Britain could become a nation of non-swimmers if drastic changes aren't made to ensure all young people have access to adequate lessons and facilities, according to academics at the University of East Anglia (UEA).
Dr Craig Avieson and Dr Penny Lamb, of UEA’s School of Education and Lifelong Learning
, warn swimming provisions are falling to secondary physical education (PE) teachers, with 51 per cent of British children aged 7-11 unable to swim 25 metres. Children should be able to swim at least that length by the time they leave primary school, under curriculum requirements for Key Stage 2.
“It is a national problem that children cannot swim by age 11,” said Dr Avieson, who along with Dr Lamb is publishing an article in the journal Physical Education Matters, outlining findings and presenting a new training model for teachers.
“Ensuring children have basic swimming skills is the responsibility of both primary and secondary schools and this is a chance to do something about it,” said Dr Avieson. “Teaching children such an important life skill should be a priority and there should be joined-up thinking between primary and secondary schools to address this issue.”
Lack of funding, cost of transport and limited access to a pool - particularly in rural areas - are some of the reasons for a decline in swimming provisions for primary school students. With additional support and training for teachers, Dr Avieson and Dr Lamb believe there is hope of improving upon the findings of a 2013 Ofsted report, which showed one-fifth of 120 primary schools did not meet the required swimming standard for Key Stage 2.
In their article, Dr Avieson and Dr Lamb present a new model that uses the Amateur Swimming Association’s (ASA) National Curriculum Training Programme to prepare trainee teachers to give swimming instruction. Developed through a pilot study with UEA’s secondary PGCE Physical Education programme, the model gave trainee teachers confidence in teaching swimming and increased awareness of ways to support lower-ability children.

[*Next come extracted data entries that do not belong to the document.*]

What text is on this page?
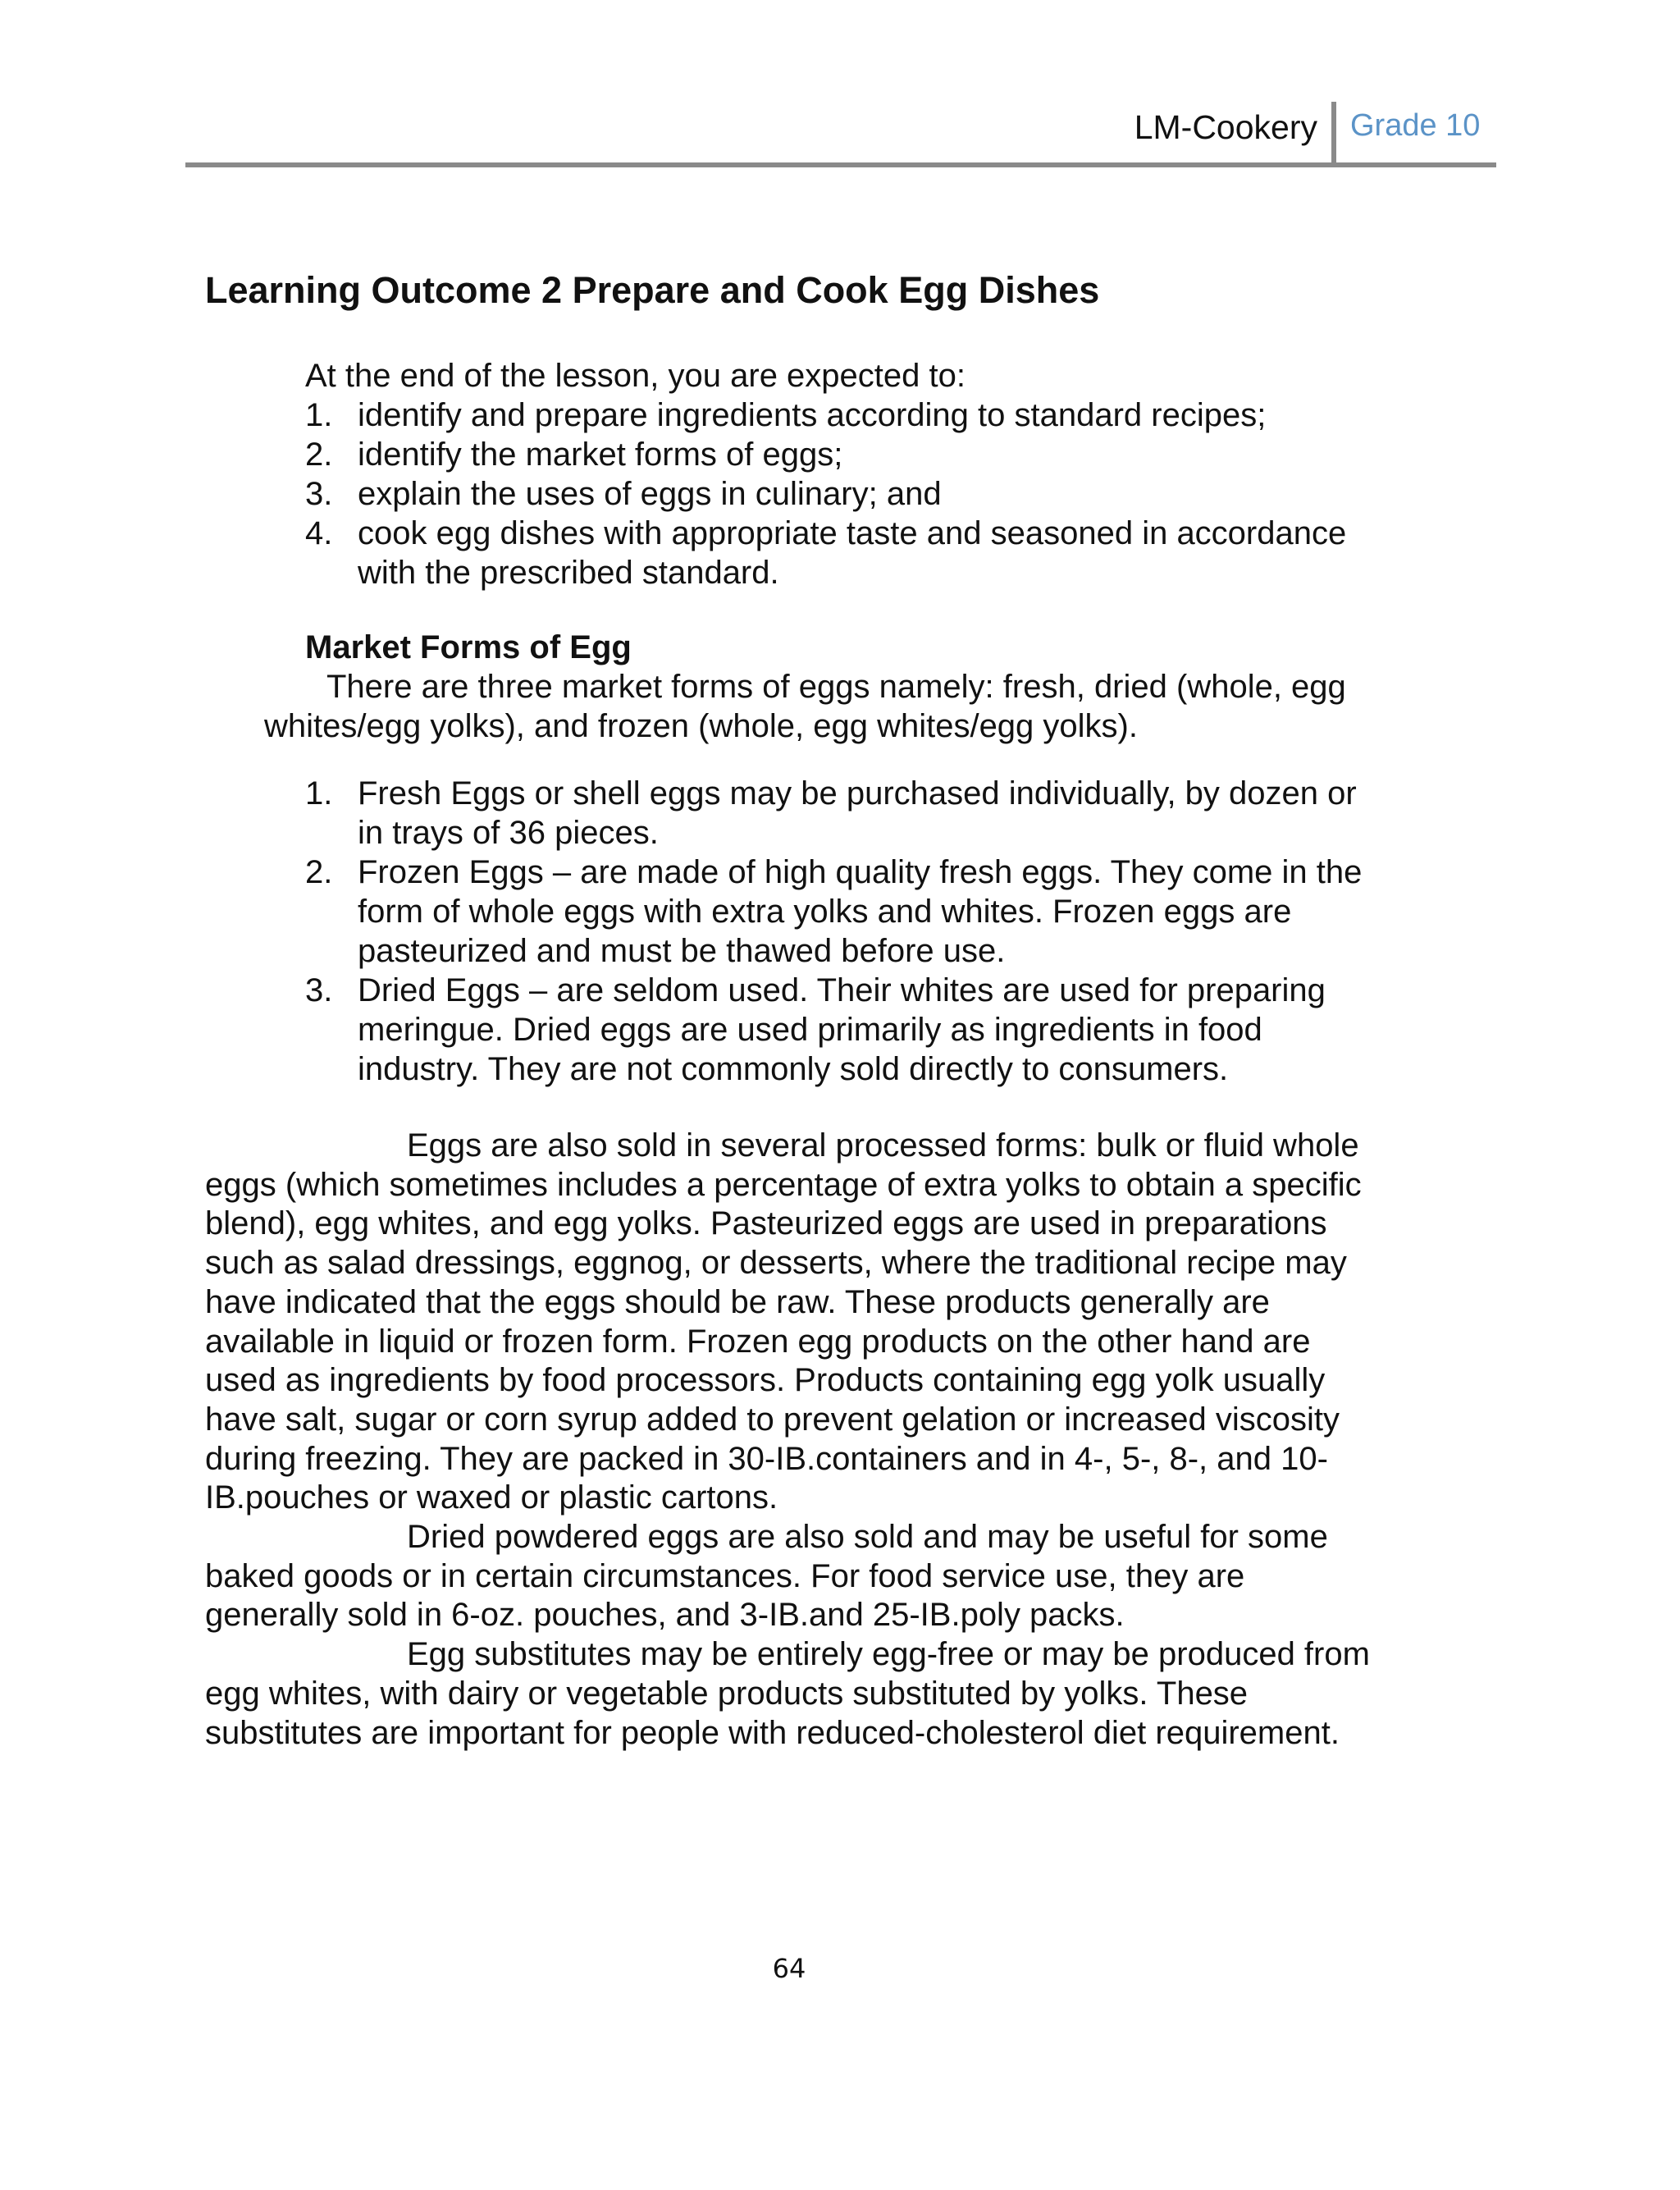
LM-Cookery Grade 10
Learning Outcome 2 Prepare and Cook Egg Dishes
At the end of the lesson, you are expected to:
1. identify and prepare ingredients according to standard recipes;
2. identify the market forms of eggs;
3. explain the uses of eggs in culinary; and
4. cook egg dishes with appropriate taste and seasoned in accordance with the prescribed standard.
Market Forms of Egg

There are three market forms of eggs namely: fresh, dried (whole, egg whites/egg yolks), and frozen (whole, egg whites/egg yolks).

1. Fresh Eggs or shell eggs may be purchased individually, by dozen or in trays of 36 pieces.
2. Frozen Eggs – are made of high quality fresh eggs. They come in the form of whole eggs with extra yolks and whites. Frozen eggs are pasteurized and must be thawed before use.
3. Dried Eggs – are seldom used. Their whites are used for preparing meringue. Dried eggs are used primarily as ingredients in food industry. They are not commonly sold directly to consumers.

Eggs are also sold in several processed forms: bulk or fluid whole eggs (which sometimes includes a percentage of extra yolks to obtain a specific blend), egg whites, and egg yolks. Pasteurized eggs are used in preparations such as salad dressings, eggnog, or desserts, where the traditional recipe may have indicated that the eggs should be raw. These products generally are available in liquid or frozen form. Frozen egg products on the other hand are used as ingredients by food processors. Products containing egg yolk usually have salt, sugar or corn syrup added to prevent gelation or increased viscosity during freezing. They are packed in 30-IB.containers and in 4-, 5-, 8-, and 10-IB.pouches or waxed or plastic cartons.

Dried powdered eggs are also sold and may be useful for some baked goods or in certain circumstances. For food service use, they are generally sold in 6-oz. pouches, and 3-IB.and 25-IB.poly packs.

Egg substitutes may be entirely egg-free or may be produced from egg whites, with dairy or vegetable products substituted by yolks. These substitutes are important for people with reduced-cholesterol diet requirement.

64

In February the government announced additional funding of £150 million a year until 2020 to improve provision of PE and sport in primary schools. Dr Avieson, a lecturer and former assistant head teacher, said national curriculum changes for 2014 and the increased government funding are incentives for improving swimming provisions for young students.
The article’s findings are supported by the ASA, which conducted the largest-ever school swimming census involving more than 3,500 primary schools, in 2013. It found that on average, just 0.25 per cent of curriculum time was allocated to swimming, compared to 5 per cent allocated to other aspects of PE. Almost 20 per cent of schools – and 25 per cent of academies – do not know their swimming attainment rates or do not offer swimming at all,
“With 51 per cent of primary school children unable to swim the minimum of 25 metres, it has become essential for secondary PE teachers to understand the fundamental, core aquatic skills of swimming and how these skills transfer to the development of swimming strokes and other aquatic activities,” said Susan Barlow, manager of the ASA’s School Swimming programme.

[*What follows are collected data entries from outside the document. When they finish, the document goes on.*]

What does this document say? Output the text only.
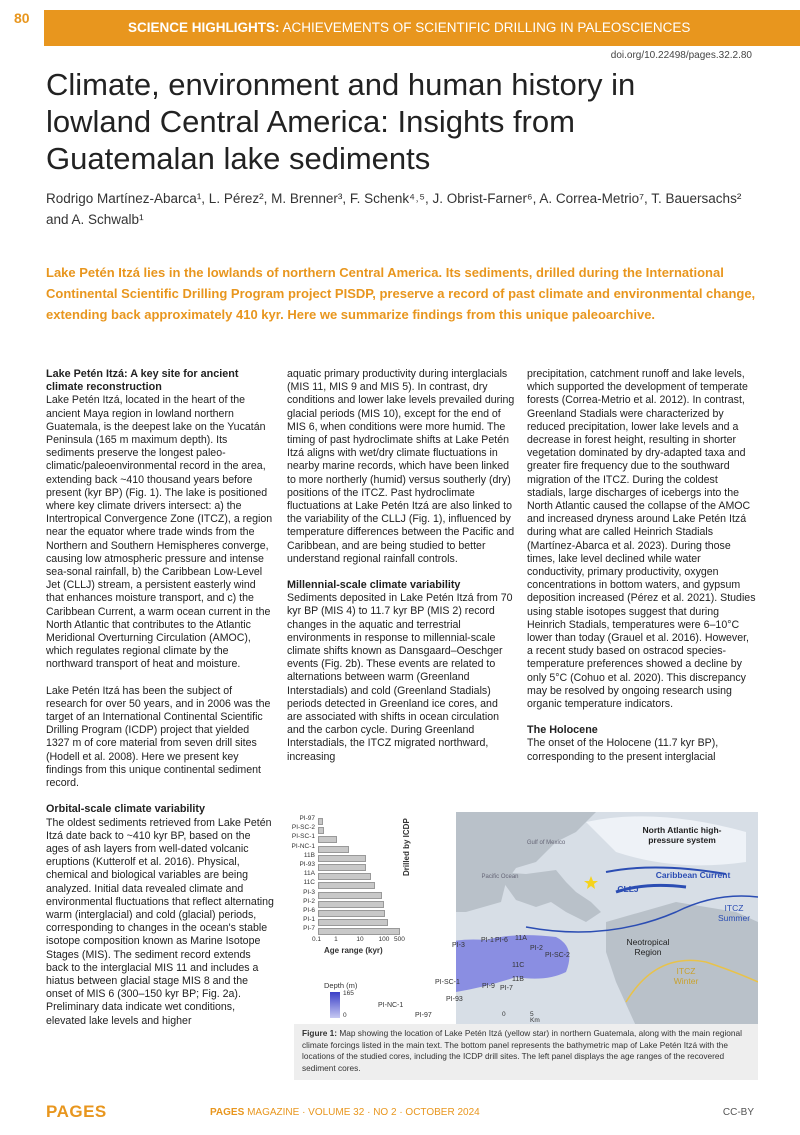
80
SCIENCE HIGHLIGHTS: ACHIEVEMENTS OF SCIENTIFIC DRILLING IN PALEOSCIENCES
doi.org/10.22498/pages.32.2.80
Climate, environment and human history in lowland Central America: Insights from Guatemalan lake sediments
Rodrigo Martínez-Abarca¹, L. Pérez², M. Brenner³, F. Schenk⁴˒⁵, J. Obrist-Farner⁶, A. Correa-Metrio⁷, T. Bauersachs² and A. Schwalb¹
Lake Petén Itzá lies in the lowlands of northern Central America. Its sediments, drilled during the International Continental Scientific Drilling Program project PISDP, preserve a record of past climate and environmental change, extending back approximately 410 kyr. Here we summarize findings from this unique paleoarchive.
Lake Petén Itzá: A key site for ancient climate reconstruction

Lake Petén Itzá, located in the heart of the ancient Maya region in lowland northern Guatemala, is the deepest lake on the Yucatán Peninsula (165 m maximum depth). Its sediments preserve the longest paleo-climatic/paleoenvironmental record in the area, extending back ~410 thousand years before present (kyr BP) (Fig. 1). The lake is positioned where key climate drivers intersect: a) the Intertropical Convergence Zone (ITCZ), a region near the equator where trade winds from the Northern and Southern Hemispheres converge, causing low atmospheric pressure and intense sea-sonal rainfall, b) the Caribbean Low-Level Jet (CLLJ) stream, a persistent easterly wind that enhances moisture transport, and c) the Caribbean Current, a warm ocean current in the North Atlantic that contributes to the Atlantic Meridional Overturning Circulation (AMOC), which regulates regional climate by the northward transport of heat and moisture.

Lake Petén Itzá has been the subject of research for over 50 years, and in 2006 was the target of an International Continental Scientific Drilling Program (ICDP) project that yielded 1327 m of core material from seven drill sites (Hodell et al. 2008). Here we present key findings from this unique continental sediment record.

Orbital-scale climate variability

The oldest sediments retrieved from Lake Petén Itzá date back to ~410 kyr BP, based on the ages of ash layers from well-dated volcanic eruptions (Kutterolf et al. 2016). Physical, chemical and biological variables are being analyzed. Initial data revealed climate and environmental fluctuations that reflect alternating warm (interglacial) and cold (glacial) periods, corresponding to changes in the ocean's stable isotope composition known as Marine Isotope Stages (MIS). The sediment record extends back to the interglacial MIS 11 and includes a hiatus between glacial stage MIS 8 and the onset of MIS 6 (300–150 kyr BP; Fig. 2a). Preliminary data indicate wet conditions, elevated lake levels and higher

aquatic primary productivity during interglacials (MIS 11, MIS 9 and MIS 5). In contrast, dry conditions and lower lake levels prevailed during glacial periods (MIS 10), except for the end of MIS 6, when conditions were more humid. The timing of past hydroclimate shifts at Lake Petén Itzá aligns with wet/dry climate fluctuations in nearby marine records, which have been linked to more northerly (humid) versus southerly (dry) positions of the ITCZ. Past hydroclimate fluctuations at Lake Petén Itzá are also linked to the variability of the CLLJ (Fig. 1), influenced by temperature differences between the Pacific and Caribbean, and are being studied to better understand regional rainfall controls.

Millennial-scale climate variability

Sediments deposited in Lake Petén Itzá from 70 kyr BP (MIS 4) to 11.7 kyr BP (MIS 2) record changes in the aquatic and terrestrial environments in response to millennial-scale climate shifts known as Dansgaard–Oeschger events (Fig. 2b). These events are related to alternations between warm (Greenland Interstadials) and cold (Greenland Stadials) periods detected in Greenland ice cores, and are associated with shifts in ocean circulation and the carbon cycle. During Greenland Interstadials, the ITCZ migrated northward, increasing

precipitation, catchment runoff and lake levels, which supported the development of temperate forests (Correa-Metrio et al. 2012). In contrast, Greenland Stadials were characterized by reduced precipitation, lower lake levels and a decrease in forest height, resulting in shorter vegetation dominated by dry-adapted taxa and greater fire frequency due to the southward migration of the ITCZ. During the coldest stadials, large discharges of icebergs into the North Atlantic caused the collapse of the AMOC and increased dryness around Lake Petén Itzá during what are called Heinrich Stadials (Martínez-Abarca et al. 2023). During those times, lake level declined while water conductivity, primary productivity, oxygen concentrations in bottom waters, and gypsum deposition increased (Pérez et al. 2021). Studies using stable isotopes suggest that during Heinrich Stadials, temperatures were 6–10°C lower than today (Grauel et al. 2016). However, a recent study based on ostracod species-temperature preferences showed a decline by only 5°C (Cohuo et al. 2020). This discrepancy may be resolved by ongoing research using organic temperature indicators.

The Holocene

The onset of the Holocene (11.7 kyr BP), corresponding to the present interglacial

PI-97
PI-SC-2
PI-SC-1
PI-NC-1
11B
PI-93
11A
11C
PI-3
PI-2
PI-6
PI-1
PI-7
0.1 1	10 100 500
Age range (kyr)
Drilled by ICDP	North Atlantic high-pressure system
Caribbean Current
CLLJ
ITCZ Summer
Neotropical Region
ITCZ Winter
Gulf of Mexico
Pacific Ocean
PI-1 PI-6 11A
PI-3	PI-2
PI-SC-2
11C
11B
PI-SC-1
PI-9 PI-7
PI-93
PI-NC-1
PI-97
Depth (m)
165
0	0	5
Km
Figure 1: Map showing the location of Lake Petén Itzá (yellow star) in northern Guatemala, along with the main regional climate forcings listed in the main text. The bottom panel represents the bathymetric map of Lake Petén Itzá with the locations of the studied cores, including the ICDP drill sites. The left panel displays the age ranges of the recovered sediment cores.
PAGES	PAGES MAGAZINE · VOLUME 32 · NO 2 · OCTOBER 2024	CC-BY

“The NCTP allows secondary PE teachers to gain this knowledge and understand where these key skills fit. The number one resource is school teachers: with the correct training they can give pupils the best possible start to swimming.”
Barlow said the ASA recently created a website aimed at teachers to provide the essential guidance and support needed to meet the Key Stage 2 National Curriculum requirements. It can be found at: www.swimming.org/schoolswimming.
‘Preparing trainee teachers for teaching swimming: an innovative model of delivery’, Dr Craig Avieson and Dr Penny Lamb, is published in Physical Education Matters, May 6, 2014.